A senior House Democratic leadership aide said the interest rate cut would probably be authorized for just a year, whittling its cost to $2.6 billion.

Whatever the cost, the rate bill will be an early test of another Democratic campaign promise: to reinstitute budget rules requiring new spending to be offset by cuts in programs or by revenue increases. Democratic aides say it is not yet clear how the cost of the rate cut would be offset.

Republicans argue that cutting interest rates would not address a more fundamental problem: the rising cost of college.

“The interest rates shouldn’t be the major issue here. Rather, the principal -- the amount of money students are forced to borrow because of skyrocketing costs -- should be,” said Steve Forde, a spokesman for Republicans on the House education committee. “Unfortunately, House Democrats don’t see it that way and are taking a Band-Aid approach.”


Democrats promoted two other education ideas during the campaign -- bigger tax breaks for tuition payments and larger direct grants for poor students -- but neither directly addresses the rising cost of higher education.

GOP connections

Lenders are facing new political exposure because for years they have invested much more heavily in building relationships with Republicans than they did with Democrats:

* Almost 80% of the money given to House education committee members by advocates for the student loan industry and for-profit colleges went to Republicans in the 2003-04 campaign cycle, according to an analysis by the Chronicle of Higher Education. More than half of the money went to two Republicans: then-Chairman John A. Boehner (R-Ohio) and Howard P. “Buck” McKeon (R-Santa Clarita), chairman of the higher-education subcommittee.


* In the 2005-06 election cycle, the largest single corporate source of donations to the National Republican Congressional Committee was a student loan company, Nelnet, whose employees and political action committee gave $153,000. Of Nelnet’s PAC contributions, 71% went to GOP candidates and 29% to Democrats, according to the nonpartisan Center for Responsive Politics, which monitors fundraising.

* Employees of Sallie Mae, a company that finances student loans, gave more than any other entity to Boehner’s political action committee, according to an analysis by the Center for Responsive Politics early this year. The center calculates that during the 2005-06 election cycle, 62% of Sallie Mae’s PAC contributions went to Republican candidates, 38% to Democrats.

Republicans say their legislative agenda has not been influenced by those contributions. Boehner points out he did not shy from trimming lender subsidies in a 2005 deficit-reduction bill that wrung $13 billion in savings from the student loan program.

Critics say borrowers suffered more than lenders under that measure.

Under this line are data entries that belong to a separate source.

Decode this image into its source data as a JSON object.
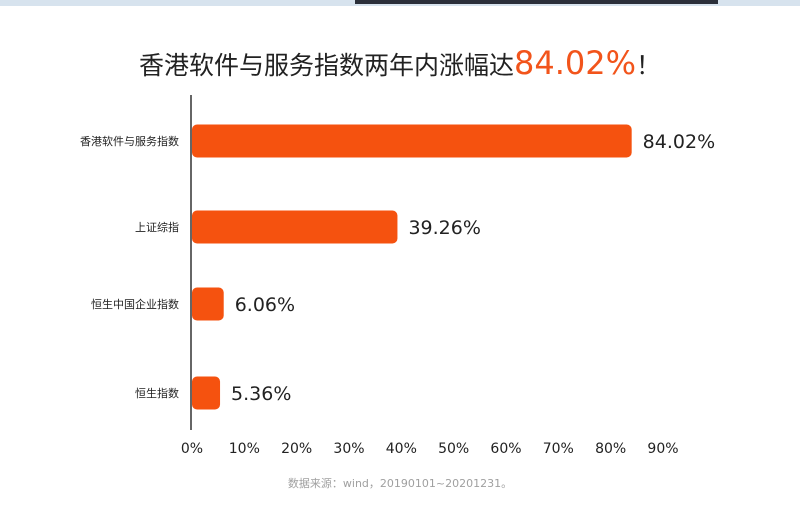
{
  "colors": {
    "bar": "#f5520f",
    "axis": "#333333",
    "text": "#222222",
    "accent": "#f2541b",
    "source": "#a0a0a0"
  },
  "chart_data": {
    "type": "bar",
    "orientation": "horizontal",
    "title": "香港软件与服务指数两年内涨幅达",
    "title_highlight": "84.02%",
    "title_suffix": "！",
    "categories": [
      "香港软件与服务指数",
      "上证综指",
      "恒生中国企业指数",
      "恒生指数"
    ],
    "values": [
      84.02,
      39.26,
      6.06,
      5.36
    ],
    "value_labels": [
      "84.02%",
      "39.26%",
      "6.06%",
      "5.36%"
    ],
    "xlim": [
      0,
      90
    ],
    "xticks": [
      0,
      10,
      20,
      30,
      40,
      50,
      60,
      70,
      80,
      90
    ],
    "xtick_labels": [
      "0%",
      "10%",
      "20%",
      "30%",
      "40%",
      "50%",
      "60%",
      "70%",
      "80%",
      "90%"
    ],
    "grid": false,
    "legend": "none"
  },
  "source_note": "数据来源：wind，20190101~20201231。"
}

It was while that budget bill was in process that Boehner, at a December 2005 meeting of the Consumer Bankers Assn., reassured lenders, “I have all of you in my two trusted hands,” according to the Chronicle of Higher Education. (Boehner became House majority leader early this year, and will be minority leader in the next Congress.)

“At the end of the day, I believe, you’ll be at least satisfied, or even perhaps even happy” with the final budget bill, he was quoted as saying.

A different message

Kennedy has been sending a different message after this year’s election.


“We will reform the student loan program so it works for students and not just the banks,” he said in describing what his priorities will be as chairman of the Senate Committee on Health, Education, Labor and Pensions. He has introduced a bill, similar to one backed by Miller, that would give students new incentives to borrow directly from the government, a measure strongly opposed by private lenders.

But Dean, of the Consumer Bankers Assn., says the loan industry is not single-mindedly wedded to Republicans, noting many companies have Democrats on their lobbying staff.

The bankers association stepped up its outreach to Democratic staff before election day as it became clearer that Republicans were likely to lose control of Congress. But the group’s invitation to Miller to speak at its conference in Washington this week did not reach Miller until Nov. 20.

His spokesman said Miller would not attend because of a previous commitment in California.